I am still trying to decide whether to ship my car over to Portugal. I want to make a good decision. I know someone who moved from New Jersey and shipped his car over. He told me that if you own the car for at least 6 months in your home counrty and can provide two years worth of tax documents proving that you worked and lived there that you would not have to pay import tax etc. He recommended bringing the car.

Does anyone know if that is true? Looking around the internet, there is so much mixed information. Some people say it is a good idea to bring the car, some don't think so. It's SO confusing!

The car is a 2007 Honda Civic. Here it cost about $13,000 and I bought it about 6 months ago. It's a really nice little car and I would really like to bring it over, but not if it's going to be a crazy ordeal.

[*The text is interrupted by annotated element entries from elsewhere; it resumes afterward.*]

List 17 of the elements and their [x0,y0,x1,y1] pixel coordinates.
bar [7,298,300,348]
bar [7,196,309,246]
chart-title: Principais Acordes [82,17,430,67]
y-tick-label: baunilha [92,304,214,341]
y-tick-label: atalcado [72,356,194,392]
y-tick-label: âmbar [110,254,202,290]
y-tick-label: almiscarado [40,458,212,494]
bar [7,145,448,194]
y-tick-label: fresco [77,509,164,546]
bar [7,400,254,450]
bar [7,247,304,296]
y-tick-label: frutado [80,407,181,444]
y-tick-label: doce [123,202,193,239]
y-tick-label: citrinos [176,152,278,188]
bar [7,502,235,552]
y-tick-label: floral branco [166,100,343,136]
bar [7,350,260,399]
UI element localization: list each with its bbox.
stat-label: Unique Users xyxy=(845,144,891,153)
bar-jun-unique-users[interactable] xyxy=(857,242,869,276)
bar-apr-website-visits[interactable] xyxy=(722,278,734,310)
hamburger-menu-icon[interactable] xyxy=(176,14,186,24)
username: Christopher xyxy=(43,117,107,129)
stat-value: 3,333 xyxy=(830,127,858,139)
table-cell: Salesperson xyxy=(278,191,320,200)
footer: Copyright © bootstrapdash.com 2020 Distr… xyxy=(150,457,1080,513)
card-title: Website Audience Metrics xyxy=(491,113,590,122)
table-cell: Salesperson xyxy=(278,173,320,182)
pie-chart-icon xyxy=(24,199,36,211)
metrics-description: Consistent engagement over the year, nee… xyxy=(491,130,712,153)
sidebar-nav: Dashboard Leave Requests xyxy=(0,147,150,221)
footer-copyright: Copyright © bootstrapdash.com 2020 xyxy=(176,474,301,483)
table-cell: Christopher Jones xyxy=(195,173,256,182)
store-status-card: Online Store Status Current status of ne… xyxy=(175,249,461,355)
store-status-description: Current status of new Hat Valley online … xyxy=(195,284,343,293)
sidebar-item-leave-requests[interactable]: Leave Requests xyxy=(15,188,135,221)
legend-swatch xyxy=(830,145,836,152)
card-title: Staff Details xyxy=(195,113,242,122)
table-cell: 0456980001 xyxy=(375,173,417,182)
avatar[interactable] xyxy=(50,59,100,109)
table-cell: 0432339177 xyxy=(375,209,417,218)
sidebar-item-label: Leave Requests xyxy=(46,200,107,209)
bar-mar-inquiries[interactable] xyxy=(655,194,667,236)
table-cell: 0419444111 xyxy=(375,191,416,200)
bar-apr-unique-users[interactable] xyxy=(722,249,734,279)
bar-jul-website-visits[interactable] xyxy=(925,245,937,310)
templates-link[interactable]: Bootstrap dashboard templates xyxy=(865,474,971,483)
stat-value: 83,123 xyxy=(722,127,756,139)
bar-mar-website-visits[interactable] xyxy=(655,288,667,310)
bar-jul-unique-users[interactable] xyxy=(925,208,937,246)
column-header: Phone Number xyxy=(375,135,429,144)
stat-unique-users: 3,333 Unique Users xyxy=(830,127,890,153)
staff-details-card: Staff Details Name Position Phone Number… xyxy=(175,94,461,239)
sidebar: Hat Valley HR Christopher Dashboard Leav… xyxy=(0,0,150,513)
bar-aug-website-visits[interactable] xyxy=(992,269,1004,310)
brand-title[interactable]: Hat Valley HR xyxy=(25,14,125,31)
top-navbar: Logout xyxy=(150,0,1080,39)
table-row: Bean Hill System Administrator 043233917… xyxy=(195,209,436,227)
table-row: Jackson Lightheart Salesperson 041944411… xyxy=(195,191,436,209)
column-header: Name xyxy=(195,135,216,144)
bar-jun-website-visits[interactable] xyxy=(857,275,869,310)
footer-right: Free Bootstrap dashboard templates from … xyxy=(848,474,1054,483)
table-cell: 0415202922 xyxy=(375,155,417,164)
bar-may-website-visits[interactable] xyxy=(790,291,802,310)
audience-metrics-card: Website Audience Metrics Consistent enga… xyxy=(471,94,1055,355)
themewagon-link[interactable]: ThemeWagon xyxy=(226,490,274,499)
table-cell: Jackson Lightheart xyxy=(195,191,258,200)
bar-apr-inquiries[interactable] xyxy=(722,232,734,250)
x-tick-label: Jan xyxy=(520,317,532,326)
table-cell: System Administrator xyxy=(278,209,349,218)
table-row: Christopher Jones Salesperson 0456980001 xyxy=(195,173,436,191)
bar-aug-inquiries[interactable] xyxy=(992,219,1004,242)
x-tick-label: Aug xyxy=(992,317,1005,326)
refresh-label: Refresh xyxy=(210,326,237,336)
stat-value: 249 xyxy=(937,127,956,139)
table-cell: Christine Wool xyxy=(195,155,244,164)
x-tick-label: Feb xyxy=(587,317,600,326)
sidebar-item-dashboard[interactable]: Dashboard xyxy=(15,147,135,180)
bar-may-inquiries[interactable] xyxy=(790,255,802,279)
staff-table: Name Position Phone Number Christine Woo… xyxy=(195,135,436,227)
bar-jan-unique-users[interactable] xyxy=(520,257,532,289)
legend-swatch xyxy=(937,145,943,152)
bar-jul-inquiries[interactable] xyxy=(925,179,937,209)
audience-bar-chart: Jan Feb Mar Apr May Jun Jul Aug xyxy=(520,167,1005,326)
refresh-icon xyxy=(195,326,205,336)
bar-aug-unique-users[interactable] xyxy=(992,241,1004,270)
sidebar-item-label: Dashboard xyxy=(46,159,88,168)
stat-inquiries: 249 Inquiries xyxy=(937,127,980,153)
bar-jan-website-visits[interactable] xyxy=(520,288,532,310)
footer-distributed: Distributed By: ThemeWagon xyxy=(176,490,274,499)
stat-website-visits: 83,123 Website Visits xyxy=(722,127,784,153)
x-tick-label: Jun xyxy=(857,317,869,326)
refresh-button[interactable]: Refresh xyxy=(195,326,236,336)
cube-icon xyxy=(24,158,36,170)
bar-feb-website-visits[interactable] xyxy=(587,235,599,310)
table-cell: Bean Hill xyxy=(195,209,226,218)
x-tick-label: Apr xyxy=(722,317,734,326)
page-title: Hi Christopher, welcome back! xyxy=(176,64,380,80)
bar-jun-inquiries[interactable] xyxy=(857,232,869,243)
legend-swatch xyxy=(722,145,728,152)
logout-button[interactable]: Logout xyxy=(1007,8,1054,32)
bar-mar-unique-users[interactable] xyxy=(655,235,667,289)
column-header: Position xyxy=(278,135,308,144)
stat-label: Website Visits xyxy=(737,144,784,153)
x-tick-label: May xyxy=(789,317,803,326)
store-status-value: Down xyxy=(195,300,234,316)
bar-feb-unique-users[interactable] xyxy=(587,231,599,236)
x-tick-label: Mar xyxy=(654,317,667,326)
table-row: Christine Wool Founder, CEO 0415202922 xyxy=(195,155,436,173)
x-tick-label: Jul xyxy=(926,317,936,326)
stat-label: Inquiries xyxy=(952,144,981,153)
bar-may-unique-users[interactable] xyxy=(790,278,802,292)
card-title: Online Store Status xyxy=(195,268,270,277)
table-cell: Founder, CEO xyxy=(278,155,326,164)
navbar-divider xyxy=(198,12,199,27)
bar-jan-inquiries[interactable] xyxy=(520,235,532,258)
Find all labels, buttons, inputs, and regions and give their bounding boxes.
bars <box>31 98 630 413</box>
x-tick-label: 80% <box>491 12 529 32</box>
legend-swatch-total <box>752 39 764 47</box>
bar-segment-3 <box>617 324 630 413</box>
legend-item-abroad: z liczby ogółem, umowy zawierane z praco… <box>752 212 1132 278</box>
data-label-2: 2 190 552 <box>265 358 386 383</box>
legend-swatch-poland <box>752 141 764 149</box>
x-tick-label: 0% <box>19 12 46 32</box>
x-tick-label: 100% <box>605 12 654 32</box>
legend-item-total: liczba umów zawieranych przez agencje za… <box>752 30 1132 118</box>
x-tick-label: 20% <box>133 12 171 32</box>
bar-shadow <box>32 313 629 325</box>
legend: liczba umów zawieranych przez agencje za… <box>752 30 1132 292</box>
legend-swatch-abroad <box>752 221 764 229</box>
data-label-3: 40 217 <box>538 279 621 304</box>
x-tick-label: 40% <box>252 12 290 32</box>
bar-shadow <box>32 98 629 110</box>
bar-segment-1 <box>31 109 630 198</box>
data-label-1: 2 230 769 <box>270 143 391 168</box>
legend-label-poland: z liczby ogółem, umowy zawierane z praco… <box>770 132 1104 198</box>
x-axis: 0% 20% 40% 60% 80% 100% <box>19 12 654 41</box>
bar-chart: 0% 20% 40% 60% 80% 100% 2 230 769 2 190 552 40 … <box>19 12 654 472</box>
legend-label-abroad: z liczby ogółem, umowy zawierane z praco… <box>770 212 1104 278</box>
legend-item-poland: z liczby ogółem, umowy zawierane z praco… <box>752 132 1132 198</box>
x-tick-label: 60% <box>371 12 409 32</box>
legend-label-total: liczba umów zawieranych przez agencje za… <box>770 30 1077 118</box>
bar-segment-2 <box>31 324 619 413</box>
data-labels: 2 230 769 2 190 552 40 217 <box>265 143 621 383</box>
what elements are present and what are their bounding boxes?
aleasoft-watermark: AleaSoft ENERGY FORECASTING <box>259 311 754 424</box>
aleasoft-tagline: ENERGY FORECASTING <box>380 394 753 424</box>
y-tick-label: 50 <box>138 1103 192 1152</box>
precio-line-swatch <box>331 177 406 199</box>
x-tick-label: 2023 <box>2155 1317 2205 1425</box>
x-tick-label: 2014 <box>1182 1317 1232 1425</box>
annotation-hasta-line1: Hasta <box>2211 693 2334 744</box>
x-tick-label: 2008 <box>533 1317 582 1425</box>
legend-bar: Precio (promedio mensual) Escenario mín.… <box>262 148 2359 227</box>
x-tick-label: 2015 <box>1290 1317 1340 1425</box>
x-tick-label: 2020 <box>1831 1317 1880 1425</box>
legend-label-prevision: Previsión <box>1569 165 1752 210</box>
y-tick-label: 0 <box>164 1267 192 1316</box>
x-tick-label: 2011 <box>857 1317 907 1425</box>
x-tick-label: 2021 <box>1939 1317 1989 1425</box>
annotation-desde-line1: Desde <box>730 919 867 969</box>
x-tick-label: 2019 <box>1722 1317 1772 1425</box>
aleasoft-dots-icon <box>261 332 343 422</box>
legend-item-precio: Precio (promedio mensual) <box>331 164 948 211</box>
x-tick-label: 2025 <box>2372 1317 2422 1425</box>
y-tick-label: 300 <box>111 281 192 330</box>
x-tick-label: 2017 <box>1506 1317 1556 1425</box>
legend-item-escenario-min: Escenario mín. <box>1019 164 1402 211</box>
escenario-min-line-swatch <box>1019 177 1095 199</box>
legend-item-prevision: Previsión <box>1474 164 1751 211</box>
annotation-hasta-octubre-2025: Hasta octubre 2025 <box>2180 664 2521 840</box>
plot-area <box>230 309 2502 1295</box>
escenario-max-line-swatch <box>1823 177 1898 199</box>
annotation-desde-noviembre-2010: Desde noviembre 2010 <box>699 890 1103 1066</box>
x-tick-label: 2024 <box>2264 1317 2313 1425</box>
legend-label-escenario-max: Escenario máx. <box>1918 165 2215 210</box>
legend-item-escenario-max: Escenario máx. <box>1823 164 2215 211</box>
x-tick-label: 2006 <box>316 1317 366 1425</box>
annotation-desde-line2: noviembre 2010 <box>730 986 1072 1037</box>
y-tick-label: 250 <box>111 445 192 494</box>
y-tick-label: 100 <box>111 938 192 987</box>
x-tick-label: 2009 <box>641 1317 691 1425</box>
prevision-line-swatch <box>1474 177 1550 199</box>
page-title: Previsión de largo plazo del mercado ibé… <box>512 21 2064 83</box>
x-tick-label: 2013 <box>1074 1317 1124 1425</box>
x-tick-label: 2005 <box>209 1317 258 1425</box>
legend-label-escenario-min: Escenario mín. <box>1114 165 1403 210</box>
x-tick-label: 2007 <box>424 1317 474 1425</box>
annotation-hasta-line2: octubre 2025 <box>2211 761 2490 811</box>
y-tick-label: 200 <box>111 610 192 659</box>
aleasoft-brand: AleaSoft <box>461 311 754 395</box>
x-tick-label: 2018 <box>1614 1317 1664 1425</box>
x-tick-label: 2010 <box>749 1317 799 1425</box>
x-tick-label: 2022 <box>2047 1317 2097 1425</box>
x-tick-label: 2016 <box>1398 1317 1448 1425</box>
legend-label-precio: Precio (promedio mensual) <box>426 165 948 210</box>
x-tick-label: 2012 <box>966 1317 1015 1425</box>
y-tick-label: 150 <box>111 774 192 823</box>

If I do ship it over...does anyone know about how much import duty they will charge when I pick it up at the cargo ship docks? And does that vary by country...like would it be cheaper to ship it to a different country and drive it to Portugal?

I hope I'm not driving anyone crazy with all these questions....and I am very grateful for anyones advice!  Muito obrigagda!

Christina


----------



## silvers (Sep 22, 2008)

Hi Christina,
I am not certain about your particular details, all I can say is if you import a car from another European country, you have to have owned that vehicle for over 12 months.


----------



## Bevdeforges (Nov 16, 2007)

No matter where you ship it to, you'll be liable for import taxes and duties based on the country in which you are taking up residence. The main thing is usually VAT - which you need to prove you have paid. Coming from the US may be a problem, since the US has no VAT (like sales tax, but the two aren't considered comparable for import purposes, as far as I know). Then, too, you have to meet the Portuguese requirements for registering your car. That can involve replacing some equipment - often the windshield and sometimes the lights, due to somewhat different safety standards.

The other big factor to check is the availability of parts for a 2007 Honda Civic in Portugal. Car models are not always the same between countries, and parts for a European Honda Civic may not be entirely compatible with one made for the US market. (Check with Honda for more information on this.)
Cheers,
Bev


----------



## BellaLuna (Jun 7, 2008)

Well, if you already own the car and were just bringing it over there, why would you have to pay VAT on it? :confused2:

I will call the Portuguese Consulate tomorrow and hear what they have to say about it. I e-mailed them like 3 times but didn't hear back from them so I will just do it the old fashioned way!

I will also check into parts compatibility of European Hondas and American Hondas.

Thanks!


----------



## Bevdeforges (Nov 16, 2007)

BellaLuna said:


> Well, if you already own the car and were just bringing it over there, why would you have to pay VAT on it? :confused2:


VAT is a strange sort of tax. Normally, on import, you only have to pay on those things you have "recently" acquired (like within the last year). With cars, however, some countries are pickier and want to see that VAT was paid on the original sale of the vehicle when new - something you can't prove if the car is coming from a non-VAT country like the US. 
Cheers,
Bev


----------